Here’s a list of advanced defense methods used in products today:

  • Remote browsers, which can isolate a user’s browsing session from the network endpoints.
  • Deception technologies, which try to trap attackers by mimicking a company’s critical assets.
  • Endpoint detection and response solutions, which enable sysadmins to monitor network endpoints and alert security professionals to suspicious network behavior.
  • Network traffic analysis, which tracks network traffic to determine the type, size, origin, destination, and contents of data packets on a network.
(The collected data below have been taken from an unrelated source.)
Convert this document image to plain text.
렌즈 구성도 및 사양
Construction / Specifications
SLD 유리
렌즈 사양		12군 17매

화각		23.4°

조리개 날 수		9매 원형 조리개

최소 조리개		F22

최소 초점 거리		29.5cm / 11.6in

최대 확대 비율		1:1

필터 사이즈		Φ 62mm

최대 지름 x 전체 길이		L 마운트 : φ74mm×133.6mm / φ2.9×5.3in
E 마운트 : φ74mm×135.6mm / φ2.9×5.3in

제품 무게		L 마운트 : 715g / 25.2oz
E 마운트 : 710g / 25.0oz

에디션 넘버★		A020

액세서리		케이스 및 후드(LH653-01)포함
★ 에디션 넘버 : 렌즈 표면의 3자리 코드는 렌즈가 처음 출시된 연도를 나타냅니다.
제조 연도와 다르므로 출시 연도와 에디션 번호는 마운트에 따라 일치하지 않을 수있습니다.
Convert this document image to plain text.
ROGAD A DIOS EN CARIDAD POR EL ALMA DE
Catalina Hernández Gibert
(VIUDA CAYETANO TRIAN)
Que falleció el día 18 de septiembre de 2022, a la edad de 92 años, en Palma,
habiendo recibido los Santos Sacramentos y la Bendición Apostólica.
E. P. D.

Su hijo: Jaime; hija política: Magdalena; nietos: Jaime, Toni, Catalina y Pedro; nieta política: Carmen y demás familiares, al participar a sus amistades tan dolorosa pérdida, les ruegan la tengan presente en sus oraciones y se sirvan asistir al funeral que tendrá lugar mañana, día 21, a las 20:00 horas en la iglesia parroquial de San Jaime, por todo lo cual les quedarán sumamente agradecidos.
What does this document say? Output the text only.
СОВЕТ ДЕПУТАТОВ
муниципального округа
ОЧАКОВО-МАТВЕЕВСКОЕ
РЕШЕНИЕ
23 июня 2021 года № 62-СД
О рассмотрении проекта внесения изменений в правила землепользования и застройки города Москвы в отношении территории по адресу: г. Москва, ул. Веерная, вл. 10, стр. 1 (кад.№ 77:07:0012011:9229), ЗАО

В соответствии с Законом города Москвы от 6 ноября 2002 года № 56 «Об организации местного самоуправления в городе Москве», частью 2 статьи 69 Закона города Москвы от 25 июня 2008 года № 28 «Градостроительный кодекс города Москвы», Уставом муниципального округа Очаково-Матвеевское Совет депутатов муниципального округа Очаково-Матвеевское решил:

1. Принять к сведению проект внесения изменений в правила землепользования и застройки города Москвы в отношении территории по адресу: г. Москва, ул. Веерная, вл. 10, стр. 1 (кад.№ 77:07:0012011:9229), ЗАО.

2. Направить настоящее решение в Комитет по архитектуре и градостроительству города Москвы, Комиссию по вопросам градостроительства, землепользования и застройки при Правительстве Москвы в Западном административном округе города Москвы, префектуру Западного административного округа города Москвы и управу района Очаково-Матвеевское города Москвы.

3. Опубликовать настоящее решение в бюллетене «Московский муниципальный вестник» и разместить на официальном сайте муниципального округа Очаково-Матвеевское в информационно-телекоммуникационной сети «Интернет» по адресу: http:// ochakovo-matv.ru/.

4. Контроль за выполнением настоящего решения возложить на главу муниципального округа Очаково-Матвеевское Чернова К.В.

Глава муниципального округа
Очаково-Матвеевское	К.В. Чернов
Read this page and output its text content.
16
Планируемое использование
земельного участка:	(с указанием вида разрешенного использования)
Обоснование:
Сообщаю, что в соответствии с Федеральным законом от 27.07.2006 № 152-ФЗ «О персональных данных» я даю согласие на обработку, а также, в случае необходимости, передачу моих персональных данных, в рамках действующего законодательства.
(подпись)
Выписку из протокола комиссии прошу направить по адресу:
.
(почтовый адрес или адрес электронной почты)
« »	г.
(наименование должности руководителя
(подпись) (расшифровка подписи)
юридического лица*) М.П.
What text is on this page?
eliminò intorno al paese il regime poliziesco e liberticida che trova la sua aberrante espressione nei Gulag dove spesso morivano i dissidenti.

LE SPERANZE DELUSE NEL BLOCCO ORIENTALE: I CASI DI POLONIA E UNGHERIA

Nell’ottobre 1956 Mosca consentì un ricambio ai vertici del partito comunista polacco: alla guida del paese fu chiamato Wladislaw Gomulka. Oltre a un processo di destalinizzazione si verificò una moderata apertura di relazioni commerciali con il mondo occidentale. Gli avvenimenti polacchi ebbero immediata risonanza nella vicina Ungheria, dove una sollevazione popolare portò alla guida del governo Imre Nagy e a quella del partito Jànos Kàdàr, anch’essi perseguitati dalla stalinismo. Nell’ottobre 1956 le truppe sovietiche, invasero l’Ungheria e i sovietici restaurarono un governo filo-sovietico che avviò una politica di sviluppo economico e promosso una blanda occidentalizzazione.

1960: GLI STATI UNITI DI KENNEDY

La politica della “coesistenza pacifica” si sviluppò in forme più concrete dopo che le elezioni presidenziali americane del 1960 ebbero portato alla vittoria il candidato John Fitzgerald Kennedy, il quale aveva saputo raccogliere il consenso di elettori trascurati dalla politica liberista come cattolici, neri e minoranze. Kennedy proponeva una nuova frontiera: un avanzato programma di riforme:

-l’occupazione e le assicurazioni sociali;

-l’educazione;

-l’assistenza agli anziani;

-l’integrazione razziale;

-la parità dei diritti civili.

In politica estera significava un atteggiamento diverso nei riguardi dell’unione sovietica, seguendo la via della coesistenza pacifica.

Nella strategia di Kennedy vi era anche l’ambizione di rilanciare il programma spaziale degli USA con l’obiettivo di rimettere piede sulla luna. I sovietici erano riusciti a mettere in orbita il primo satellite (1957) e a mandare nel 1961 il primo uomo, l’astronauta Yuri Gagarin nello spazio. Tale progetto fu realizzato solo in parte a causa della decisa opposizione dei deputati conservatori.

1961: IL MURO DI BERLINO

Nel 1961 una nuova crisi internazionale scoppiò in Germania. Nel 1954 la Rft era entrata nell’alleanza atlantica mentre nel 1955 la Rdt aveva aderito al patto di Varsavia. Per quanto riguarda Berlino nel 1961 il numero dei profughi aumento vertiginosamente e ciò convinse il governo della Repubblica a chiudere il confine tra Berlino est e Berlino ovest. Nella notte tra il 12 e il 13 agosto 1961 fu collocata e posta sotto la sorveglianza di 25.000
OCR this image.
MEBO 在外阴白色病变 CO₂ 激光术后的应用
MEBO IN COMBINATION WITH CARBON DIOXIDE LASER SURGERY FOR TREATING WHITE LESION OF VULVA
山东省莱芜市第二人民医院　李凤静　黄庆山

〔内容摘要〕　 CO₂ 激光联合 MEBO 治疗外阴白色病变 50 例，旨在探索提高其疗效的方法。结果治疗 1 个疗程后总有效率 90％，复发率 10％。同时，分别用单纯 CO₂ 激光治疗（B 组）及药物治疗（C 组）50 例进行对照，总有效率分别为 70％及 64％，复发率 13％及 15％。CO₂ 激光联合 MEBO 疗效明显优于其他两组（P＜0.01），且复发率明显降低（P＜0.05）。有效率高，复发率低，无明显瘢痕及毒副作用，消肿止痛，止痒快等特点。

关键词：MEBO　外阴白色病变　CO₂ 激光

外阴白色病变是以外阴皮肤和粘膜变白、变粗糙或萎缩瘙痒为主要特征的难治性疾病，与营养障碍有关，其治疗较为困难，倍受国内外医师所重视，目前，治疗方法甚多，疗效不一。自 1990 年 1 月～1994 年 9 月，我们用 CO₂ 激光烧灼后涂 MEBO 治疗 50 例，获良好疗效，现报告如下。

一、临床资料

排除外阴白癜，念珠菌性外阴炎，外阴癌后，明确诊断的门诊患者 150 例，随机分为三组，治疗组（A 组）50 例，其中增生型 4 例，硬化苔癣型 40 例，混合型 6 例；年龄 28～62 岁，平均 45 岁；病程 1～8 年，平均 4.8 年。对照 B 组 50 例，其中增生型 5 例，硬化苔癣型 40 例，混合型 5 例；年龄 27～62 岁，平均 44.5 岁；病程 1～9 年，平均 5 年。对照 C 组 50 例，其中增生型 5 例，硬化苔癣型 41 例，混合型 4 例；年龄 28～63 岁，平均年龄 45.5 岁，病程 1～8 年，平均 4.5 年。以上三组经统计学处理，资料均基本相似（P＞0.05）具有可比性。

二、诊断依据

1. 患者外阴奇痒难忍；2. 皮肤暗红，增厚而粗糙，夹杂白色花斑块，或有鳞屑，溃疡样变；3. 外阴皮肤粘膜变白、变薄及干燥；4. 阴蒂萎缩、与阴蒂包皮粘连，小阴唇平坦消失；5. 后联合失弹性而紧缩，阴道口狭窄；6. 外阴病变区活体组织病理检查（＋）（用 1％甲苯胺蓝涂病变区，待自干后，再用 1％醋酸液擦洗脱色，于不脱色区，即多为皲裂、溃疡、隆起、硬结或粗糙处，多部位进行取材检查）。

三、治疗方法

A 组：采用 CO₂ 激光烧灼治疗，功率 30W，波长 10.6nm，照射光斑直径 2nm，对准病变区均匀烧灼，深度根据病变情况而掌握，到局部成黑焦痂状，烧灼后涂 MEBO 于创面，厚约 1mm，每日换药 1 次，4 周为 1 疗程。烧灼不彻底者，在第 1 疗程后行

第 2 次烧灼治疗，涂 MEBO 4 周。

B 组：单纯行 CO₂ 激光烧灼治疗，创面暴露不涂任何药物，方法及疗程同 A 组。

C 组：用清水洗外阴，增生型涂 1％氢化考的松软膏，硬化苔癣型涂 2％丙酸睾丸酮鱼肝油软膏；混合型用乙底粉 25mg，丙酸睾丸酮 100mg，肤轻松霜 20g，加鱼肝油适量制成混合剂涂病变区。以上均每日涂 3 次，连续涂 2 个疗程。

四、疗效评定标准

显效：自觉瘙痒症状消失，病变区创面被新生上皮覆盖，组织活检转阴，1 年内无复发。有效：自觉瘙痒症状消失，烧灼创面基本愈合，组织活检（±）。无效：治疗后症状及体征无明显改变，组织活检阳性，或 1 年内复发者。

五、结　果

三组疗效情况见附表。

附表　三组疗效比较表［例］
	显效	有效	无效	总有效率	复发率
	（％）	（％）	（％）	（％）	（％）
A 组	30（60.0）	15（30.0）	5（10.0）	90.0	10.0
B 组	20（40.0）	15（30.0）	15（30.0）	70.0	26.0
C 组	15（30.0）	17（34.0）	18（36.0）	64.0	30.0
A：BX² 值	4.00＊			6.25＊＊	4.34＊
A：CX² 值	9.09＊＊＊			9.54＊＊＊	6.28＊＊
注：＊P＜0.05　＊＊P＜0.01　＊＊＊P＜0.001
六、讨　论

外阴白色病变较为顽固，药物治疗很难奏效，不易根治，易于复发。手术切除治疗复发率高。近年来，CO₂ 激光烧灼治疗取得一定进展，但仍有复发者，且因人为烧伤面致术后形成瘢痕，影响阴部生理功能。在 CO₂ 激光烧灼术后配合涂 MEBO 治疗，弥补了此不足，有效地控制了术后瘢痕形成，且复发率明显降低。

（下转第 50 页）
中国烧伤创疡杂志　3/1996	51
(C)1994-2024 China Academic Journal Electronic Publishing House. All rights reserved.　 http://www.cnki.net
To these new capabilities, add these proven and reliable solutions and defense methods, often offered by DDoS mitigation service providers:

  • Application-layer DDoS protection. Application-layer DDoS attacks have become the most frequent attack method. Network-layer DDoS attack protection is not enough. Modern DDoS protection must also include application-layer defenses.
  • SSL DDoS flood protection. Encrypted traffic now accounts for most of the world’s internet traffic. As more and more traffic becomes encrypted, SSL DDoS floods are a widespread exploit. However, this type of assault enables sophisticated attackers to cripple a website with surprisingly little traffic. So, defenses for this DDoS attack are a must.
  • Zero-day attack protection. Burst attacks are a common example of zero-day exploit. These assaults usually combine many different attack methods. Amplification attacks bounce network signals off servers not involved in the exploit. This method magnifies the amount of traffic and overwhelms the target.
  • Response solutions. Web application firewalls, a DDoS rules engine, and a series of increasing challenges are often used in a multi-tier response approach. Also, Web proxies, BGP, and DNS can redirect traffic to a safe location or scrubbing center, where technicians can clean traffic data and wait until an exploit is over.
  • Detailed SLAs. Each service level agreement (SLA) is a guarantee of mitigation service quality. That’s why mitigation services and speeds are often part of high-quality SLAs.

The advanced defense methods described here are commercial products and services. Other more glamorous solutions, such as those based on different types of machine learning, are still being developed and maturing into robust attack defense offerings.

Developing comprehensive DDoS defenses

The message delivered by current DDoS attacks is clear. Only adaptable, large-scale defense methods can go toe to toe with malware created by ingenious, determined cyber-attackers. Few organizations have the deep pockets and IT talent needed to create and modify a constant stream of defense solutions. That’s where mitigation service providers come in. They help you avoid the time, effort, and cost of building your defense resources. And, they have the hard-to-find security talent that’s essential to designing effective security defenses.